The protection of informants has always been a working principle within the journalistic sphere,[3] but the news resource of virtual authorship offers not real, graspable reference and no real-life journalist framer.

Within the Cyber, Barthes' “death of the author”[4] realizes, while the network virtualizes. The individual has gained the most decisive power of all preceding media forms. Former mass media experiences occurred within an anonymous crowd of people and with a limited interaction, such as during a concert or a cinema screening. The internet medium is still available for and geared towards the masses, but is consumed by individuals within a community that (s)he in part determines and (s)he can participate in, making a choice[5] with whom (s)he would like to communicate. The individual chooses the URL cyberpath which (s)he would like to walk on, and the cyber-user picks what (s)he would like to see or hear. Most importantly, the individual decides with what pace (s)he would like to perceive those items.

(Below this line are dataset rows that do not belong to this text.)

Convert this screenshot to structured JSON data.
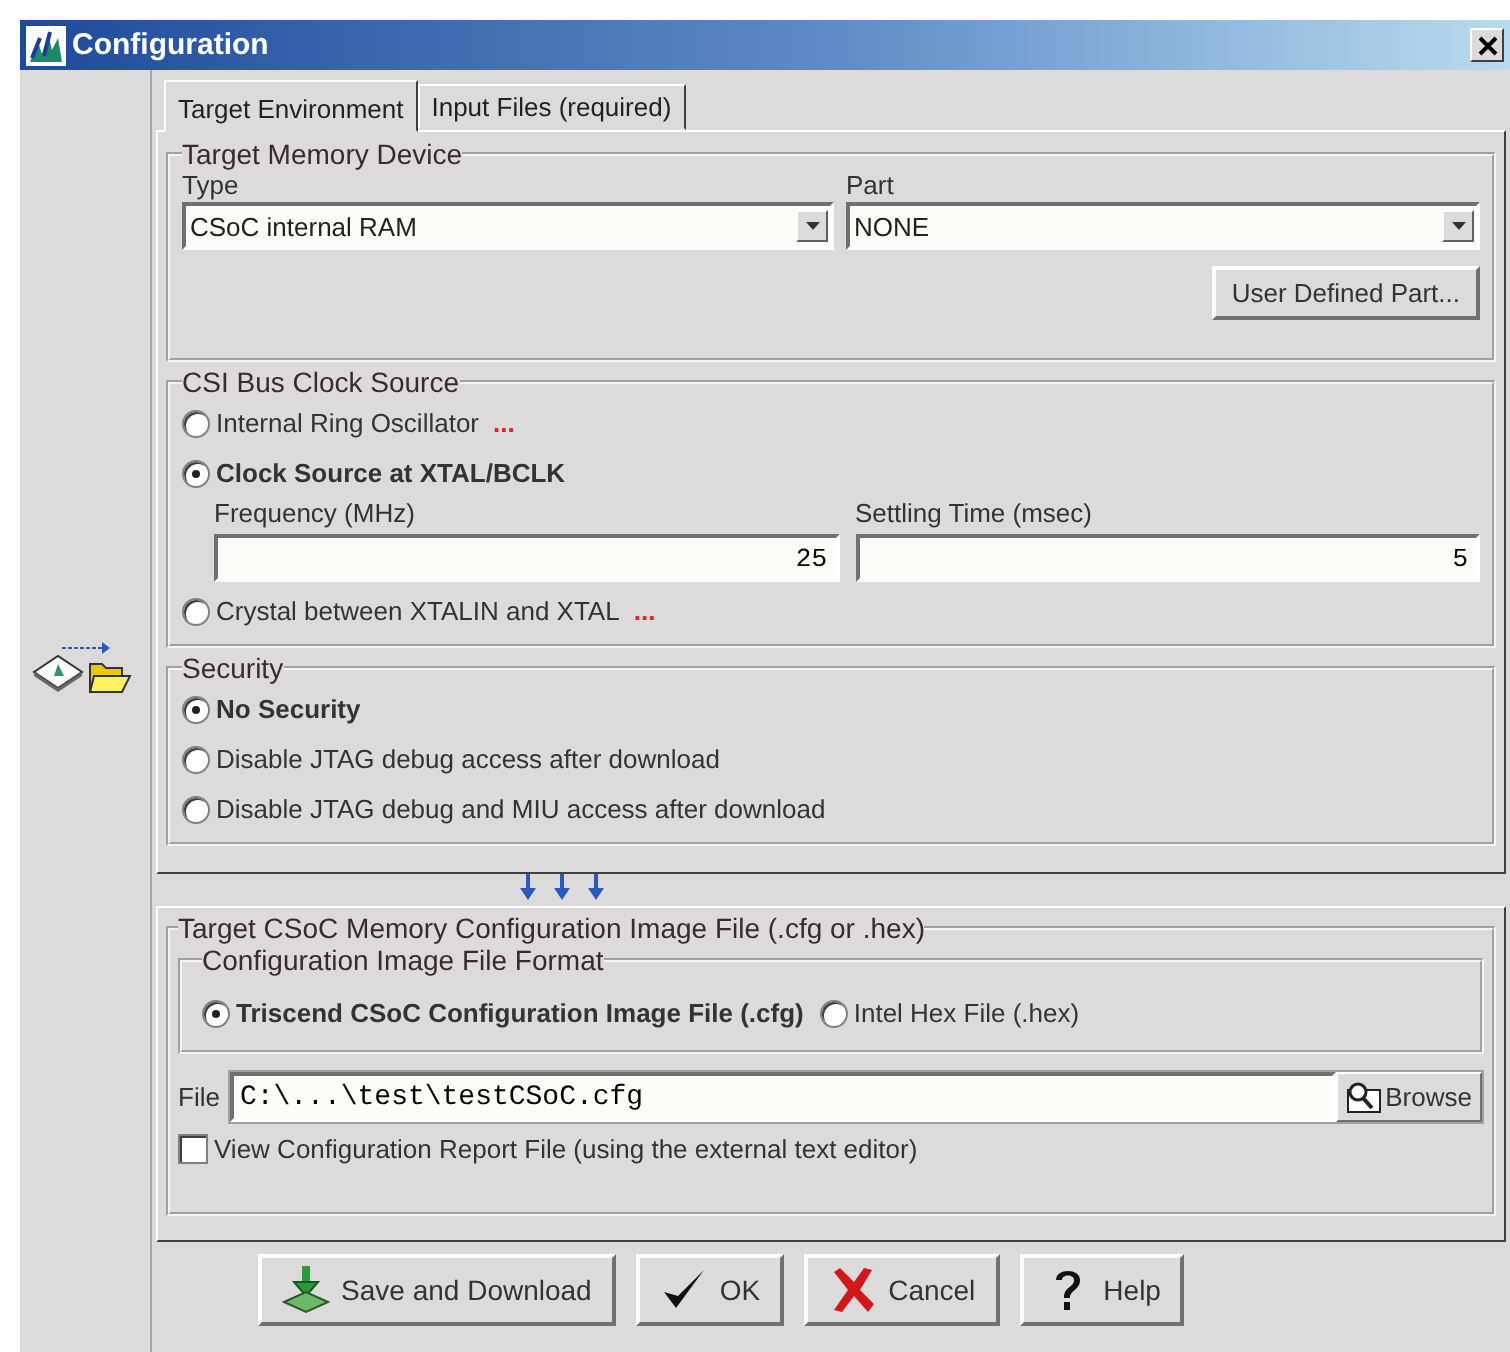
{
  "window": {
    "title": "Configuration"
  },
  "tabs": [
    {
      "label": "Target Environment",
      "selected": true
    },
    {
      "label": "Input Files (required)",
      "selected": false
    }
  ],
  "memory_device": {
    "title": "Target Memory Device",
    "type": {
      "label": "Type",
      "value": "CSoC internal RAM"
    },
    "part": {
      "label": "Part",
      "value": "NONE"
    },
    "user_defined_button": "User Defined Part..."
  },
  "clock_source": {
    "title": "CSI Bus Clock Source",
    "options": [
      {
        "label": "Internal Ring Oscillator",
        "more": "...",
        "selected": false
      },
      {
        "label": "Clock Source at XTAL/BCLK",
        "selected": true,
        "fields": [
          {
            "label": "Frequency (MHz)",
            "value": "25"
          },
          {
            "label": "Settling Time (msec)",
            "value": "5"
          }
        ]
      },
      {
        "label": "Crystal between XTALIN and XTAL",
        "more": "...",
        "selected": false
      }
    ]
  },
  "security": {
    "title": "Security",
    "options": [
      {
        "label": "No Security",
        "selected": true
      },
      {
        "label": "Disable JTAG debug access after download",
        "selected": false
      },
      {
        "label": "Disable JTAG debug and MIU access after download",
        "selected": false
      }
    ]
  },
  "image_file": {
    "title": "Target CSoC Memory Configuration Image File (.cfg or .hex)",
    "format": {
      "title": "Configuration Image File Format",
      "options": [
        {
          "label": "Triscend CSoC Configuration Image File (.cfg)",
          "selected": true
        },
        {
          "label": "Intel Hex File (.hex)",
          "selected": false
        }
      ]
    },
    "file": {
      "label": "File",
      "value": "C:\\...\\test\\testCSoC.cfg",
      "browse": "Browse"
    },
    "view_report": {
      "label": "View Configuration Report File (using the external text editor)",
      "checked": false
    }
  },
  "buttons": [
    {
      "label": "Save and Download",
      "kind": "save"
    },
    {
      "label": "OK",
      "kind": "ok"
    },
    {
      "label": "Cancel",
      "kind": "cancel"
    },
    {
      "label": "Help",
      "kind": "help"
    }
  ]
}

The internet, while still functioning as a medium for the masses, additionally creates a net(work) of individuals who interact on a constant base and shape their own discourse, intensifying this community experience within the net(work) itself. The character of this community is vital to the cyber discourse, and the dynamics of the community ground in the narrative.

As a consequence of this novel shaping role, the cyber renders the term as well as the concept of the anonymous mass becoming more and more obsolete. I argue that the term community and network describes the users of the internet more adequately, since internet audiences are more connected amongst each other than former media masses.


[1] Benjamin, Walter: The Work of Art in the Age of Mechanical Reproduction/Das Kunstwerk im Zeitalter seiner technischen Reproduzierbarkeit. In: Illuminationen. Ausgewählte Schriften. Edited by Siegfried Unseld. Frankfurt: suhrkamp 1961.

[2] Bruns, Axel: Blogs, Wikipedia, Second Life, and Beyond: From Production to Produsage. New York: Lang 2008. See also his online platform http://produsage.org/, <15.>.

[3] Peterson, Mark Allen: Getting to the Story: Unwriteable Discourse and Interpretive Practice in American Journalism. Anthropological Quarterly, Vol. 74, No. 4 (Oct., 2001), pp. 201-211.

[4] Barthes, Roland: Image-Music-Text. London: Fontana 1977, p. 142-248. See also: Foucault, Michel: What is an Author?, Partisan Review 42:4 (1975), Translated by James Venit, pp. 603-614.

[5] One could discuss the notion of “choice” here, since the choice is a carefully generated tool, derived from “real-world” social interactions, “six degrees of separation”, as well as the virtual profile and interests. However, it is a novelty that the community is created, the community creates and reshapes media texts, and that the reception is not a random experience within the masses any more.